Yönetmen Clio Barnard, bu gerçek hikayeden yola çıkarak farklı bir kurgu deneyerek yarattığı Arbor filminde, 2 yıl boyunca röportajlarını yaptığı Dunbar’ın ailesi ve komşularının ses kayıtlarını, gerçek oyuncuların eşzamanlı dudak hareketleri üzerine montajlayarak senaryoyu oluşturur.
9. Stories We Tell (2012)
Stories We Tell – IMDb 7.5
Hikaye anlatıcılığının sona erdiğini söyleyenlere bu filmi izlemelerini söyleyin! Filmin yönetmenliğini aynı zaman da dedektifliğini yapan Sarah Polley, kendi ailesini sorguya çekiyor. Geçmişin içinde hatırladıklarının arasında kayboluyor. Bir süre sonra aile sırları herbirinin farklı bakış açısıyla gözler önüne seriliyor. Duyduklarımız bizi bambaşka yönlere taşıyor. Oldukça yaratıcı ve etkileyici bir belgesel olduğunu söyleyebileceğimiz hikaye de yepyeni bir bakış açısıyla karşı karşıya geliyoruz. Polley, özünde oldukça kişisel bir meseleden yola çıkıyor ama bunu kendi hikâyelerimizin bizi birey ve aile olma yönünde nasıl şekillendirdiğini araştıran büyüleyici bir yolculuğa dönüştürüyor.
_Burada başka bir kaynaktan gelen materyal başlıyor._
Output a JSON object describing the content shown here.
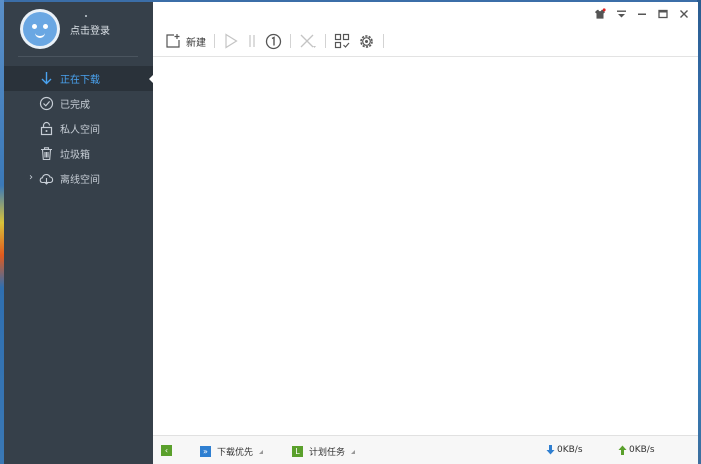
{
  "sidebar": {
    "login_text": "点击登录",
    "items": [
      {
        "label": "正在下载",
        "icon": "download-arrow-icon",
        "active": true
      },
      {
        "label": "已完成",
        "icon": "check-circle-icon"
      },
      {
        "label": "私人空间",
        "icon": "lock-icon"
      },
      {
        "label": "垃圾箱",
        "icon": "trash-icon"
      },
      {
        "label": "离线空间",
        "icon": "cloud-offline-icon"
      }
    ]
  },
  "toolbar": {
    "new_label": "新建"
  },
  "statusbar": {
    "priority_label": "下载优先",
    "schedule_label": "计划任务",
    "download_speed": "0KB/s",
    "upload_speed": "0KB/s"
  },
  "colors": {
    "sidebar_bg": "#36404a",
    "accent": "#4aa3f0",
    "green": "#5aa02c",
    "blue": "#2f7fd1",
    "notify_red": "#e02020"
  }
}
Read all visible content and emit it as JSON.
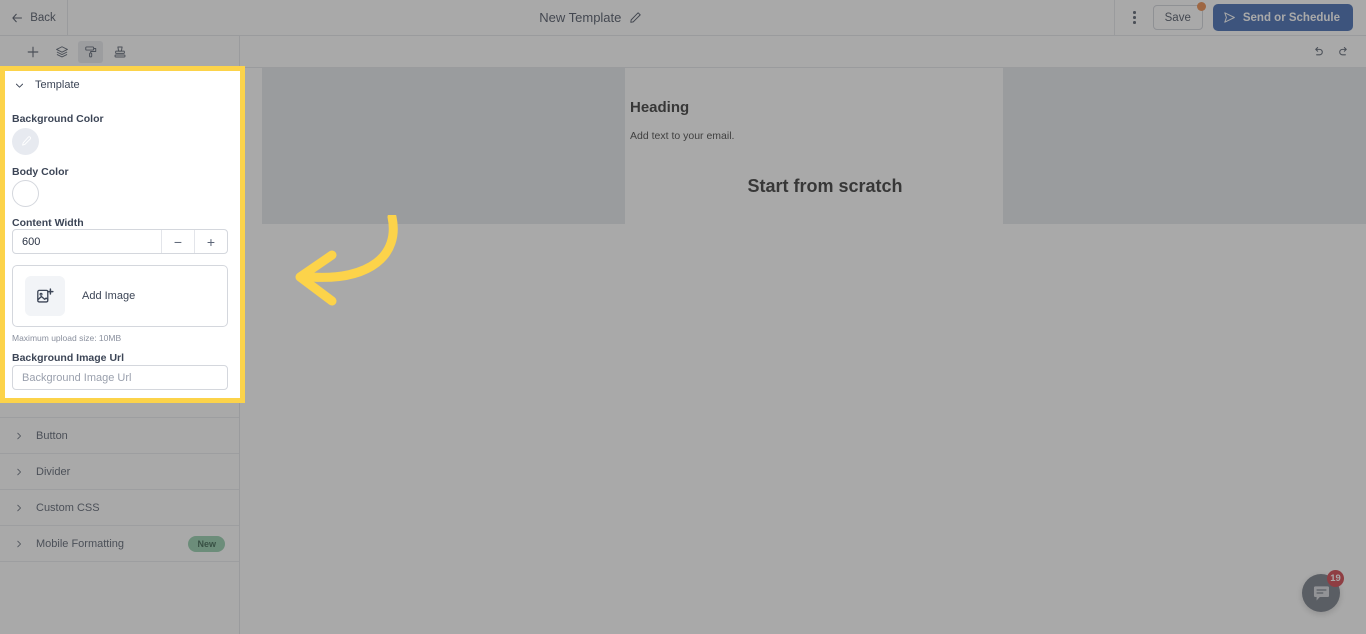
{
  "header": {
    "back_label": "Back",
    "back_icon": "arrow-left-icon",
    "title": "New Template",
    "edit_icon": "pencil-icon",
    "kebab_icon": "more-vertical-icon",
    "save_label": "Save",
    "save_has_unsaved_badge": true,
    "send_label": "Send or Schedule",
    "send_icon": "send-plane-icon",
    "send_button_color": "#1f4fa3",
    "unsaved_badge_color": "#e8762b"
  },
  "sidebar": {
    "toolbar": [
      {
        "name": "add-block-icon",
        "label": "Add",
        "active": false
      },
      {
        "name": "layers-icon",
        "label": "Layers",
        "active": false
      },
      {
        "name": "paint-roller-icon",
        "label": "Styles",
        "active": true
      },
      {
        "name": "stamp-icon",
        "label": "Brand",
        "active": false
      }
    ],
    "section": {
      "title": "Template",
      "chevron_icon": "chevron-down-icon",
      "expanded": true
    },
    "background_color": {
      "label": "Background Color",
      "swatch_icon": "eyedropper-icon",
      "swatch_color": "#e7eaf0"
    },
    "body_color": {
      "label": "Body Color",
      "swatch_color": "#ffffff"
    },
    "content_width": {
      "label": "Content Width",
      "value": "600",
      "decrement_label": "−",
      "increment_label": "+"
    },
    "add_image": {
      "label": "Add Image",
      "icon": "image-plus-icon",
      "hint": "Maximum upload size: 10MB"
    },
    "background_image_url": {
      "label": "Background Image Url",
      "value": "",
      "placeholder": "Background Image Url"
    },
    "accordion": [
      {
        "label": "Button",
        "chevron_icon": "chevron-right-icon",
        "badge": ""
      },
      {
        "label": "Divider",
        "chevron_icon": "chevron-right-icon",
        "badge": ""
      },
      {
        "label": "Custom CSS",
        "chevron_icon": "chevron-right-icon",
        "badge": ""
      },
      {
        "label": "Mobile Formatting",
        "chevron_icon": "chevron-right-icon",
        "badge": "New"
      }
    ],
    "badge_new_color": "#7fc49d"
  },
  "canvas": {
    "undo_icon": "undo-icon",
    "redo_icon": "redo-icon",
    "email": {
      "heading": "Heading",
      "subtext": "Add text to your email.",
      "scratch_title": "Start from scratch"
    }
  },
  "chat": {
    "icon": "chat-bubble-icon",
    "unread_count": "19",
    "badge_color": "#c8202a"
  },
  "annotation": {
    "highlight_color": "#fcd34a",
    "arrow_icon": "curved-arrow-left-icon"
  }
}
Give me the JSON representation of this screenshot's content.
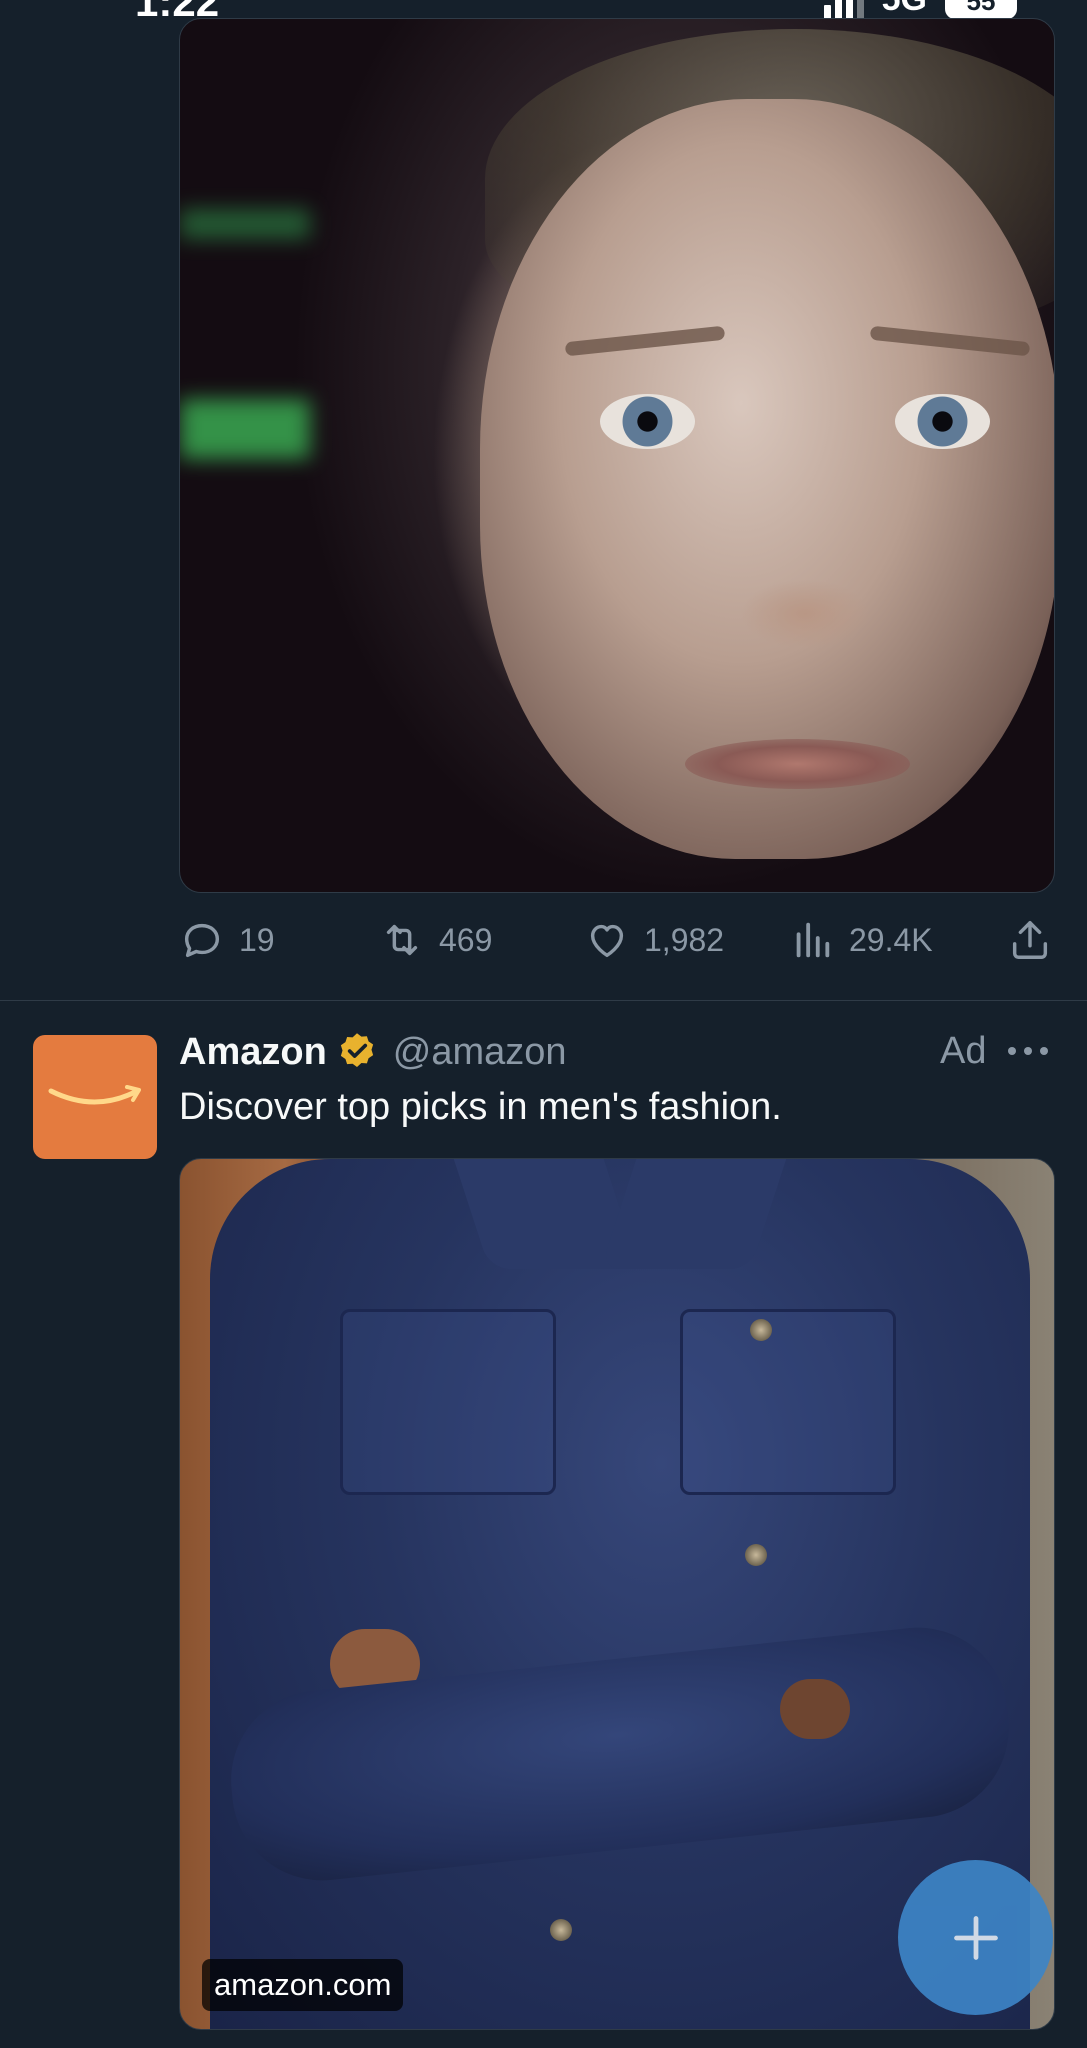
{
  "status_bar": {
    "time": "1:22",
    "network": "5G",
    "battery": "55"
  },
  "tweet_1": {
    "stats": {
      "replies": "19",
      "retweets": "469",
      "likes": "1,982",
      "views": "29.4K"
    }
  },
  "tweet_2": {
    "display_name": "Amazon",
    "handle": "@amazon",
    "ad_label": "Ad",
    "text": "Discover top picks in men's fashion.",
    "media_source": "amazon.com"
  },
  "colors": {
    "background": "#15202b",
    "muted_text": "#8b98a5",
    "avatar_orange": "#e47b3f",
    "verified_gold": "#e8b22e",
    "fab_blue": "#3d84c6"
  },
  "icons": {
    "reply": "reply-icon",
    "retweet": "retweet-icon",
    "like": "heart-icon",
    "views": "views-icon",
    "share": "share-icon",
    "verified": "verified-badge-icon",
    "more": "more-icon",
    "compose": "plus-icon"
  }
}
10. Searching for Sugar Man (2012)
Searching for Sugar Man – IMDb 8.2
70’li yılların başlarında farkında olmadan bir müzik efsanesine dönülen Detroitli bir yerel müzisyenin hikayesini ele alan belgesel, Sixto Rodriguez’in efsaneleşme ve ortadan kaybolma sürecini işliyor. Rodriguez, kısa süreli amatör kariyeri boyunca iki adet satmayan albüm kaydeder ve ilk albümün ardından Güney Afrika’da bir efsaneye dönüşür. İlk albümün ardından bir araya gelen iki Güney Afrikalı hayranı, bu kıtada neredeyse John Lennon’a dönüşen bu müzisyenin peşine düşerler. İşin ilginç yanı ise Rodriguez’in bu şöhretten haberi olmamasıdır.
Önerileri aldık. Peki izlerken ne yiyeceğiz? Sen de film – dizi keyfini Ruffles ile taçlandır, ekran başında olduğun her andan keyif al.
Aç bi’ film Ruffles’la dalgana bak!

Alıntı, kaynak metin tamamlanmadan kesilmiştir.